Namun ketika Israel menghadapi perang di berbagai bidang, banyak warga Israel yang mengatakan mereka tidak mampu lagi mendukung perang tersebut.

“Ini adalah keputusan terbaik yang bisa kami minta,” kata Ayelet Hashachar Saidoff, pendiri Front Ibu, sebuah organisasi yang melobi perekrutan pria ultra-Ortodoks, kepada stasiun radio Reshet Bet, Senin.

Selama setahun terakhir, organisasi tersebut telah melobi kelompok ultra-Ortodoks untuk “membagi beban yang sama” dalam hal kewarganegaraan, khususnya pendaftaran militer – sebuah tema umum dalam pemilu nasional Israel sebelumnya dan menjadi topik utama perdebatan mengenai upaya negara tersebut untuk melakukan hal yang sama. mengutamakan sifat demokratisnya dibandingkan sifat keagamaannya.

Hashachar Saidoff menolak seruan dari beberapa pemimpin ultra-Ortodoks untuk merumuskan persiapan dan akomodasi khusus untuk memungkinkan pendaftaran mereka, dengan mengatakan, “adakah yang bertanya kepada ibu para tentara yang telah berada di Gaza selama delapan bulan apakah mereka siap untuk itu? Tidak ada yang menanyakan apa pun kepada mereka. … Mengapa warga negara ultra-Ortodoks lebih berharga daripada anak saya?”

Ketua partai ultra-Ortodoks Shas, Aryeh Deri, menentang dan mengatakan dalam sebuah pernyataan bahwa “tidak ada kekuatan di dunia yang dapat memutuskan hubungan orang-orang Israel dari studi Taurat, dan siapa pun yang pernah mencobanya di masa lalu telah gagal. dengan menyedihkan.”

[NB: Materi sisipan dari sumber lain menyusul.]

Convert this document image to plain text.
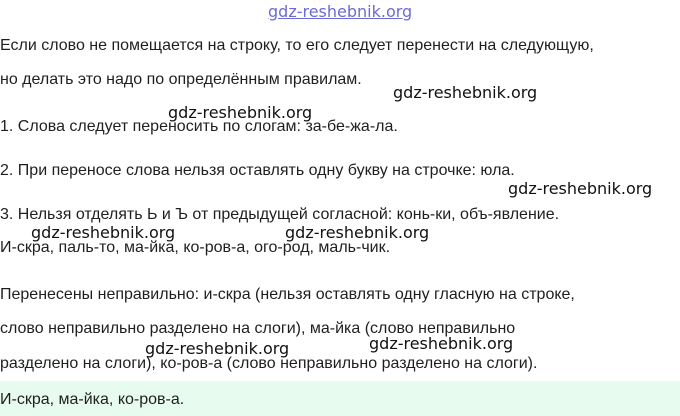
gdz-reshebnik.org
Если слово не помещается на строку, то его следует перенести на следующую,
но делать это надо по определённым правилам.
gdz-reshebnik.org
gdz-reshebnik.org
1. Слова следует переносить по слогам: за-бе-жа-ла.
2. При переносе слова нельзя оставлять одну букву на строчке: юла.
gdz-reshebnik.org
3. Нельзя отделять Ь и Ъ от предыдущей согласной: конь-ки, объ-явление.
gdz-reshebnik.org	gdz-reshebnik.org
И-скра, паль-то, ма-йка, ко-ров-а, ого-род, маль-чик.
Перенесены неправильно: и-скра (нельзя оставлять одну гласную на строке,
слово неправильно разделено на слоги), ма-йка (слово неправильно
gdz-reshebnik.org
gdz-reshebnik.org
разделено на слоги), ко-ров-а (слово неправильно разделено на слоги).
И-скра, ма-йка, ко-ров-а.
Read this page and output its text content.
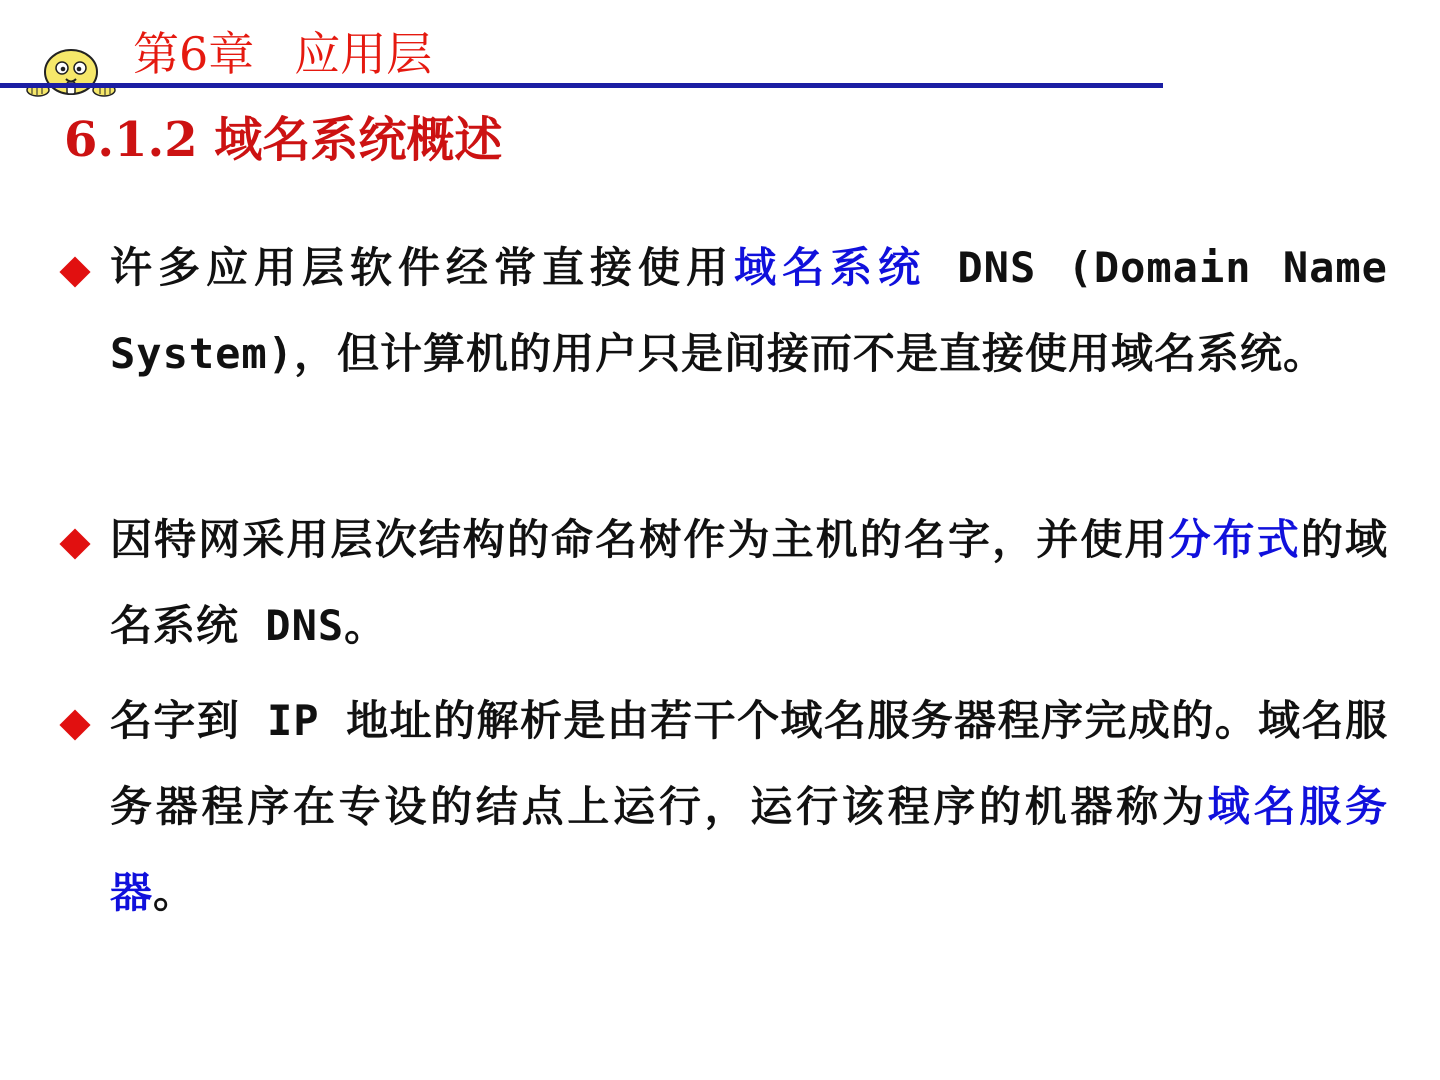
第6章 应用层
6.1.2 域名系统概述
许多应用层软件经常直接使用域名系统 DNS (Domain Name System)，但计算机的用户只是间接而不是直接使用域名系统。
因特网采用层次结构的命名树作为主机的名字，并使用分布式的域名系统 DNS。
名字到 IP 地址的解析是由若干个域名服务器程序完成的。域名服务器程序在专设的结点上运行，运行该程序的机器称为域名服务器。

Ketegangan semakin meningkat dalam sembilan bulan sejak 7 Oktober, ketika Hamas membunuh sekitar 1.200 orang di Israel dan menyandera 250 orang lainnya ke Gaza. Perang yang diakibatkannya telah menewaskan lebih dari 37.000 warga Palestina, menurut otoritas kesehatan Gaza, yang tidak membedakan antara kombatan dan warga sipil namun mengatakan mayoritas korban tewas adalah perempuan dan anak-anak.

Di perbatasan dengan Lebanon, Israel telah melakukan baku tembak mematikan dengan kelompok Hizbullah yang didukung Iran. Serangan kontraterorisme juga meningkat di Tepi Barat, tempat Hamas dan kelompok militan bersenjata lainnya telah melakukan perekrutan selama bertahun-tahun.

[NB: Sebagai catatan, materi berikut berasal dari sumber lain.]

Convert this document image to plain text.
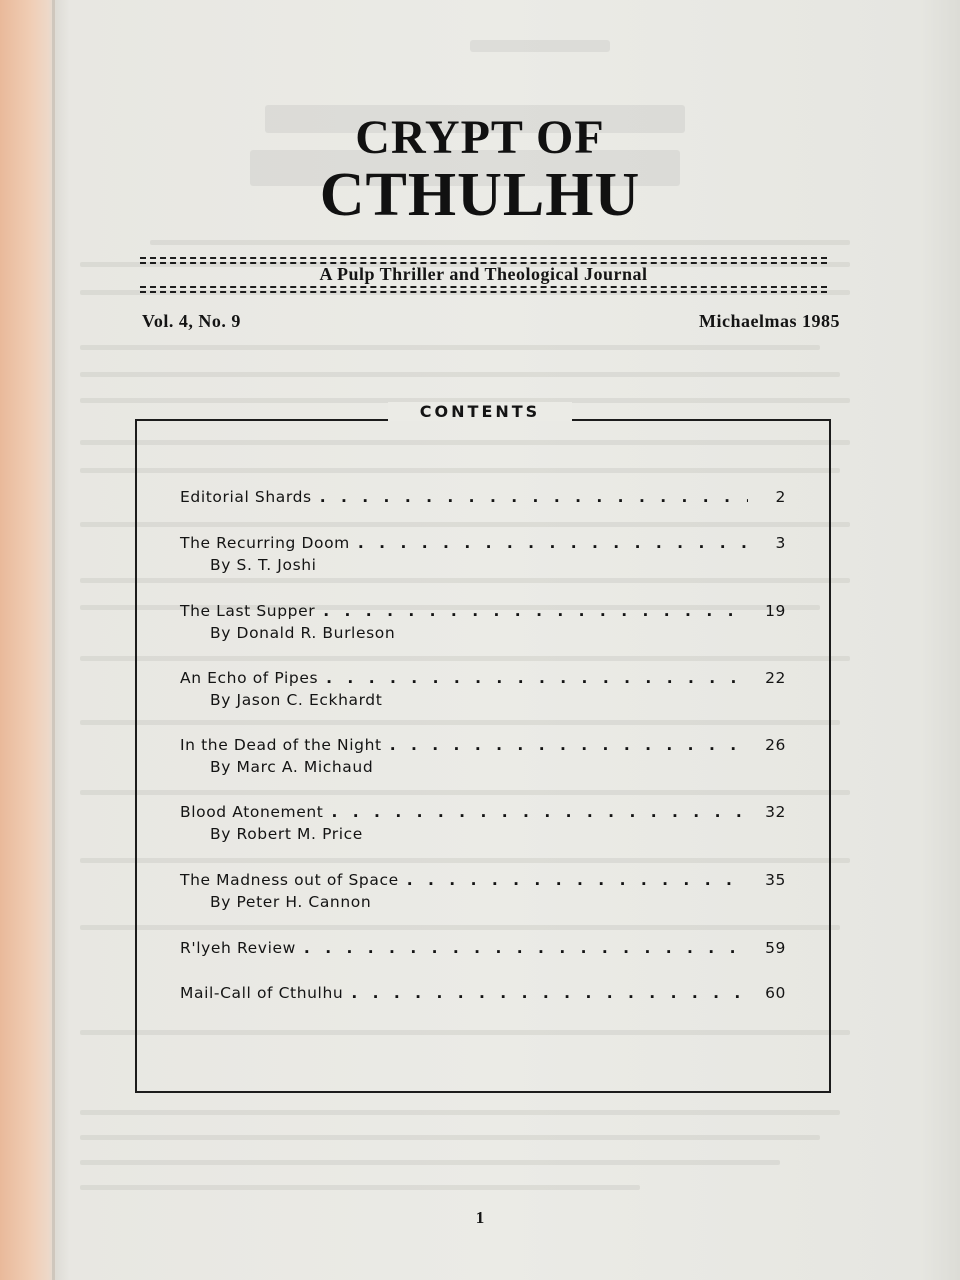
CRYPT OF
CTHULHU
A Pulp Thriller and Theological Journal
Vol. 4, No. 9	Michaelmas 1985
CONTENTS
Editorial Shards . . .	2
The Recurring Doom . . .	3
By S. T. Joshi
The Last Supper . . .	19
By Donald R. Burleson
An Echo of Pipes . . .	22
By Jason C. Eckhardt
In the Dead of the Night . . .	26
By Marc A. Michaud
Blood Atonement . . .	32
By Robert M. Price
The Madness out of Space . . .	35
By Peter H. Cannon
R'lyeh Review . . .	59
Mail-Call of Cthulhu . . .	60
1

Ketika semakin banyak tentara Israel yang terbunuh, kebencian terhadap kelompok ultra-Ortodoks semakin meningkat.

Menurut survei yang dilakukan oleh Jewish People Policy Institute (JPPI), sebuah lembaga pemikir non-partisan yang berbasis di Yerusalem, 81 persen warga Yahudi Israel mendukung perubahan pengecualian ultra-Ortodoks, dengan 45 persen mendukung tindakan “koersif” dan 36 persen lebih memilih “persuasif”. metode.

Namun Shuki Friedman, wakil presiden JPPI, mengatakan bahwa ketika tekanan meningkat untuk mencabut rancangan pengecualian yang meluas bagi siswa yeshiva, yang dipandang sebagai pemutusan kontrak sosial, kelompok ultra-Ortodoks juga menghadapi dilema.

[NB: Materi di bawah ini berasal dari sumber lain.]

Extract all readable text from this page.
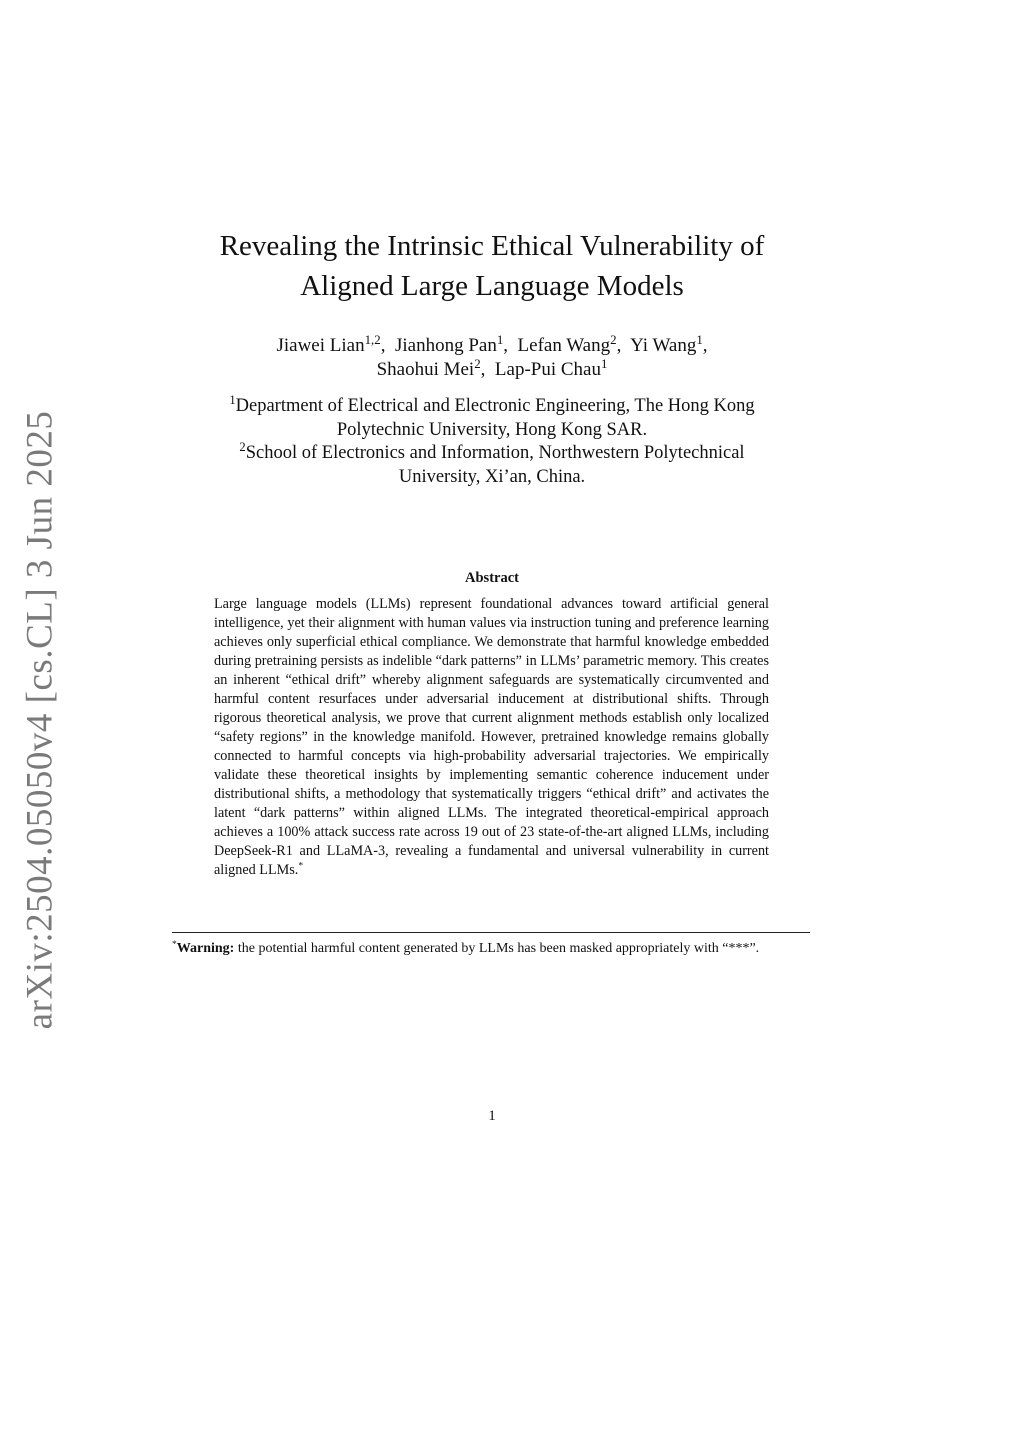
arXiv:2504.05050v4 [cs.CL] 3 Jun 2025
Revealing the Intrinsic Ethical Vulnerability of
Aligned Large Language Models
Jiawei Lian$^{1,2}$,  Jianhong Pan$^1$,  Lefan Wang$^2$,  Yi Wang$^1$,
Shaohui Mei$^2$,  Lap-Pui Chau$^1$
$^1$Department of Electrical and Electronic Engineering, The Hong Kong
Polytechnic University, Hong Kong SAR.
$^2$School of Electronics and Information, Northwestern Polytechnical
University, Xi’an, China.
Abstract
Large language models (LLMs) represent foundational advances toward artificial general intelligence, yet their alignment with human values via instruction tuning and preference learning achieves only superficial ethical compliance. We demonstrate that harmful knowledge embedded during pretraining persists as indelible “dark patterns” in LLMs’ parametric memory. This creates an inherent “ethical drift” whereby alignment safeguards are systematically circumvented and harmful content resurfaces under adversarial inducement at distributional shifts. Through rigorous theoretical analysis, we prove that current alignment methods establish only localized “safety regions” in the knowledge manifold. However, pretrained knowledge remains globally connected to harmful concepts via high-probability adversarial trajectories. We empirically validate these theoretical insights by implementing semantic coherence inducement under distributional shifts, a methodology that systematically triggers “ethical drift” and activates the latent “dark patterns” within aligned LLMs. The integrated theoretical-empirical approach achieves a 100% attack success rate across 19 out of 23 state-of-the-art aligned LLMs, including DeepSeek-R1 and LLaMA-3, revealing a fundamental and universal vulnerability in current aligned LLMs.*
*Warning: the potential harmful content generated by LLMs has been masked appropriately with “***”.
1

“Di satu sisi, mereka ingin mencegah bencana ini, dari sudut pandang mereka. Namun di sisi lain, jika pemerintah kolaps dan menyelenggarakan pemilu, hasilnya mungkin kurang baik dan kompromi bagi pihak mereka pun akan berkurang,” ujarnya.

Meskipun jajak pendapat beragam, pemilu baru dapat membawa koalisi yang kurang menguntungkan kelompok ultra-Ortodoks ke tampuk kekuasaan.

Israel Cohen, komentator di stasiun radio ultra-Ortodoks Kol Berama, mengatakan komunitas menyadari hal itu, pasca-Oktober. 7, itu harus berkompromi. Dia mengatakan pihaknya sejauh ini mengarahkan kemarahannya terhadap Mahkamah Agung dan akan memberi Netanyahu waktu tenggang singkat untuk merancang undang-undang yang akan mempertimbangkan kenyataan baru, sambil memastikan kelompok ultra-Ortodoks mampu mempertahankan nilai-nilai mereka.

“Sekarang adalah masa ujian bagi Netanyahu untuk mengesahkan undang-undang,” kata Cohen. “Dan, jika tidak, dukungan terhadap pemerintah ini akan hilang.”